Um cliente puxa outro
Tanto José Fernandes como o filho Luís, e também o responsável da New Holland voltam a concordar que é mais importante fazer relações públicas de proximidade [contacto direto] com o cliente que muito do resto. E dizem valer mais um dia de portas abertas que a presença em três feiras. É que, revela a família-empresa, nas feiras, os compradores vão com a família e não têm tempo para falar de tratores, com os filhos sempre a puxar-lhes pela algibeira. Uma altura houve de portas abertas que até à 1h ainda havia gente no interior da concessão.

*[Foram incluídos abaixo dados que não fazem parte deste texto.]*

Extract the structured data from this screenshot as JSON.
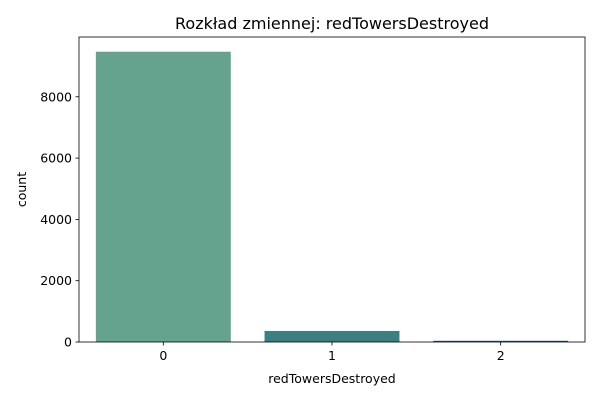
{
  "chart_data": {
    "type": "bar",
    "title": "Rozkład zmiennej: redTowersDestroyed",
    "xlabel": "redTowersDestroyed",
    "ylabel": "count",
    "categories": [
      "0",
      "1",
      "2"
    ],
    "values": [
      9470,
      360,
      40
    ],
    "colors": [
      "#66a38f",
      "#3b7f81",
      "#2e5a78"
    ],
    "ylim": [
      0,
      9950
    ],
    "yticks": [
      0,
      2000,
      4000,
      6000,
      8000
    ],
    "grid": false,
    "legend": "none"
  }
}
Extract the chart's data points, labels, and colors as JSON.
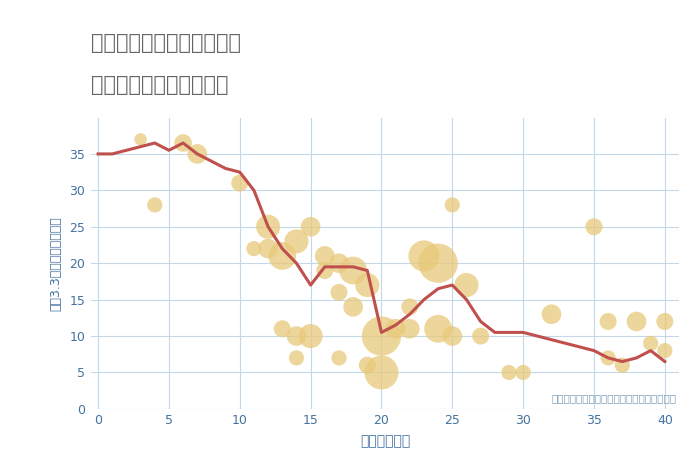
{
  "title_line1": "岐阜県郡上市高鷲町大鷲の",
  "title_line2": "築年数別中古戸建て価格",
  "xlabel": "築年数（年）",
  "ylabel": "坪（3.3㎡）単価（万円）",
  "note": "円の大きさは、取引のあった物件面積を示す",
  "line_x": [
    0,
    1,
    2,
    3,
    4,
    5,
    6,
    7,
    8,
    9,
    10,
    11,
    12,
    13,
    14,
    15,
    16,
    17,
    18,
    19,
    20,
    21,
    22,
    23,
    24,
    25,
    26,
    27,
    28,
    29,
    30,
    31,
    32,
    33,
    34,
    35,
    36,
    37,
    38,
    39,
    40
  ],
  "line_y": [
    35,
    35,
    35.5,
    36,
    36.5,
    35.5,
    36.5,
    35,
    34,
    33,
    32.5,
    30,
    25,
    22,
    20,
    17,
    19.5,
    19.5,
    19.5,
    19,
    10.5,
    11.5,
    13,
    15,
    16.5,
    17,
    15,
    12,
    10.5,
    10.5,
    10.5,
    10,
    9.5,
    9,
    8.5,
    8,
    7,
    6.5,
    7,
    8,
    6.5
  ],
  "scatter_x": [
    3,
    4,
    6,
    7,
    10,
    11,
    12,
    12,
    13,
    13,
    14,
    14,
    14,
    15,
    15,
    16,
    16,
    17,
    17,
    17,
    18,
    18,
    19,
    19,
    20,
    20,
    21,
    22,
    22,
    23,
    24,
    24,
    25,
    25,
    26,
    27,
    29,
    30,
    32,
    35,
    36,
    36,
    37,
    38,
    39,
    40,
    40
  ],
  "scatter_y": [
    37,
    28,
    36.5,
    35,
    31,
    22,
    25,
    22,
    21,
    11,
    23,
    10,
    7,
    25,
    10,
    21,
    19,
    20,
    16,
    7,
    19,
    14,
    17,
    6,
    10,
    5,
    11,
    14,
    11,
    21,
    20,
    11,
    28,
    10,
    17,
    10,
    5,
    5,
    13,
    25,
    12,
    7,
    6,
    12,
    9,
    12,
    8
  ],
  "scatter_size": [
    80,
    120,
    160,
    200,
    150,
    120,
    300,
    200,
    400,
    150,
    300,
    200,
    120,
    200,
    300,
    200,
    150,
    200,
    150,
    120,
    400,
    200,
    300,
    150,
    800,
    600,
    200,
    150,
    200,
    500,
    800,
    400,
    120,
    200,
    300,
    150,
    120,
    120,
    200,
    150,
    150,
    120,
    120,
    200,
    120,
    150,
    120
  ],
  "scatter_color": "#E8C97A",
  "scatter_alpha": 0.75,
  "line_color": "#C0504D",
  "line_width": 2.2,
  "bg_color": "#FFFFFF",
  "grid_color": "#C5D8E8",
  "title_color": "#666666",
  "axis_label_color": "#4472A0",
  "tick_color": "#555555",
  "note_color": "#7A9BB5",
  "xlim": [
    -0.5,
    41
  ],
  "ylim": [
    0,
    40
  ],
  "xticks": [
    0,
    5,
    10,
    15,
    20,
    25,
    30,
    35,
    40
  ],
  "yticks": [
    0,
    5,
    10,
    15,
    20,
    25,
    30,
    35
  ]
}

“A nossa melhor publicidade é o próprio cliente. Um puxa outro, e aquele outro, e mais outro. Assim caminhamos. A casa está bem vista”, conclui Luís Fernandes.
Para a New Holland, a AgroMonção, se continuar a fazer o trabalho de casa bem feito, tem condições para ser líder regional”, afiança João Bizarro, para quem a atual quota de mercado na zona é uma questão de orgulho para a marca.

 

“Na agromonção não se vendem só tratores e máquinas novas, facilitam-se as tarefas agrícolas”, dizem orgulhosos os seus donos

Alguns dos funcionários da Agromonção são também agricultores e por sua vez operadores de máquinas agrícolas. Esse facto confere-lhes capacidade para preparar ou adaptar qualquer máquina ‘universal’ à realidade local; fazer uma demonstração ou entrega personalizada e minimizar os tempos de paragem em reparações. “Os nossos clientes são os nossos melhores vendedores e nos recomendam a outros”, remata José Fernandes.

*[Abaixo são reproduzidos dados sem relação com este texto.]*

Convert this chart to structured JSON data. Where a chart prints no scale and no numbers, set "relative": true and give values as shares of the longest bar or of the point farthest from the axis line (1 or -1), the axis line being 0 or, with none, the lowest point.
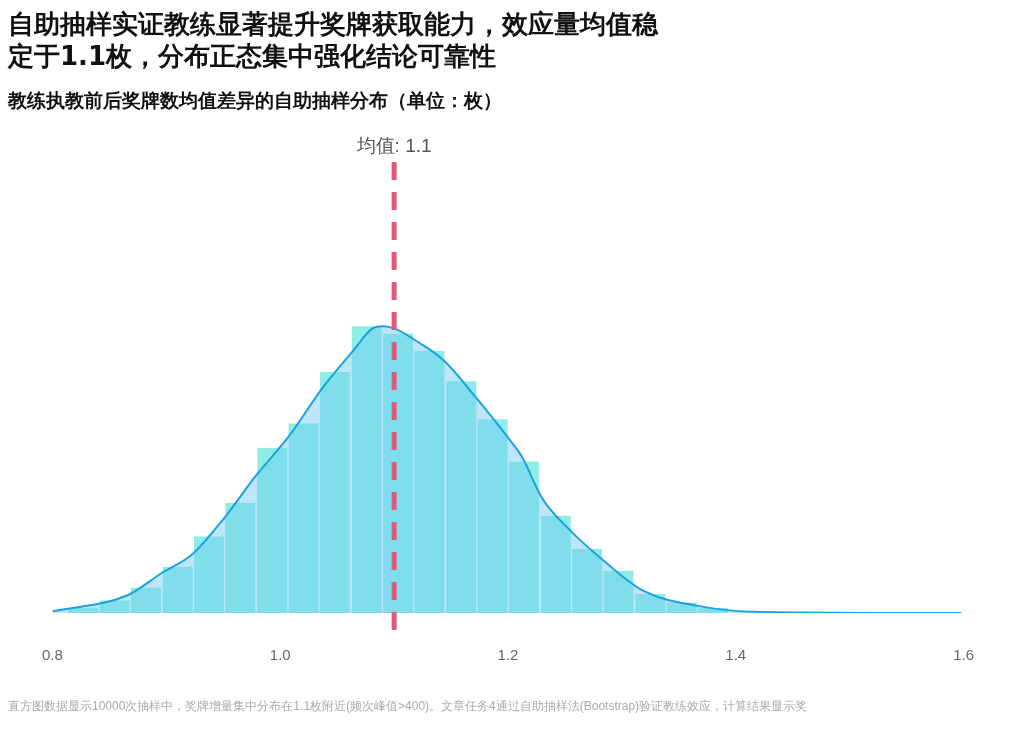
{
  "chart_data": {
    "type": "histogram",
    "title": "自助抽样实证教练显著提升奖牌获取能力，效应量均值稳定于1.1枚，分布正态集中强化结论可靠性",
    "subtitle": "教练执教前后奖牌数均值差异的自助抽样分布（单位：枚）",
    "relative": true,
    "series": [
      {
        "type": "histogram",
        "color": "#8eeee6",
        "bins": [
          0.813,
          0.841,
          0.868,
          0.896,
          0.924,
          0.951,
          0.979,
          1.007,
          1.034,
          1.062,
          1.09,
          1.117,
          1.145,
          1.173,
          1.2,
          1.228,
          1.256,
          1.283,
          1.311,
          1.339,
          1.366,
          1.394
        ],
        "values": [
          0.018,
          0.044,
          0.089,
          0.16,
          0.267,
          0.384,
          0.576,
          0.661,
          0.84,
          1.0,
          0.974,
          0.914,
          0.808,
          0.675,
          0.528,
          0.339,
          0.224,
          0.146,
          0.066,
          0.037,
          0.017
        ]
      },
      {
        "type": "area",
        "color": "#1aa3dd",
        "x": [
          0.8,
          0.866,
          0.897,
          0.922,
          0.951,
          0.978,
          1.008,
          1.037,
          1.064,
          1.081,
          1.09,
          1.126,
          1.145,
          1.17,
          1.2,
          1.212,
          1.23,
          1.253,
          1.282,
          1.319,
          1.368,
          1.417,
          1.598
        ],
        "values": [
          0.006,
          0.062,
          0.142,
          0.202,
          0.332,
          0.475,
          0.618,
          0.784,
          0.914,
          0.992,
          1.0,
          0.932,
          0.875,
          0.76,
          0.611,
          0.546,
          0.4,
          0.294,
          0.189,
          0.077,
          0.024,
          0.004,
          0
        ]
      }
    ],
    "xlim": [
      0.8,
      1.6
    ],
    "xticks": [
      0.8,
      {
        "value": 1,
        "label": "1.0"
      },
      1.2,
      1.4,
      1.6
    ],
    "tick_labels": "x",
    "grid": false,
    "legend": false,
    "ref_lines": [
      {
        "axis": "x",
        "value": 1.1,
        "label": "均值: 1.1",
        "color": "#e05a7a",
        "line_style": "dashed"
      }
    ],
    "annotations": [
      "直方图数据显示10000次抽样中，奖牌增量集中分布在1.1枚附近(频次峰值>400)。文章任务4通过自助抽样法(Bootstrap)验证教练效应，计算结果显示奖"
    ]
  }
}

Modelo T3F é o de maior saída

O especializado T3F representa 60/70% das vendas da AgroMonção. Tal como o modelo, o cliente-tipo também está bem identificado: o mais profissional sobe a série na gama, mas o amador elege o T3F, aquele que ainda tem vinhas antigas e precisa de trator mais baixo e compacto, modelo que a AgroMonção diz cumprir, a 100%, com os requisitos da agricultura na região.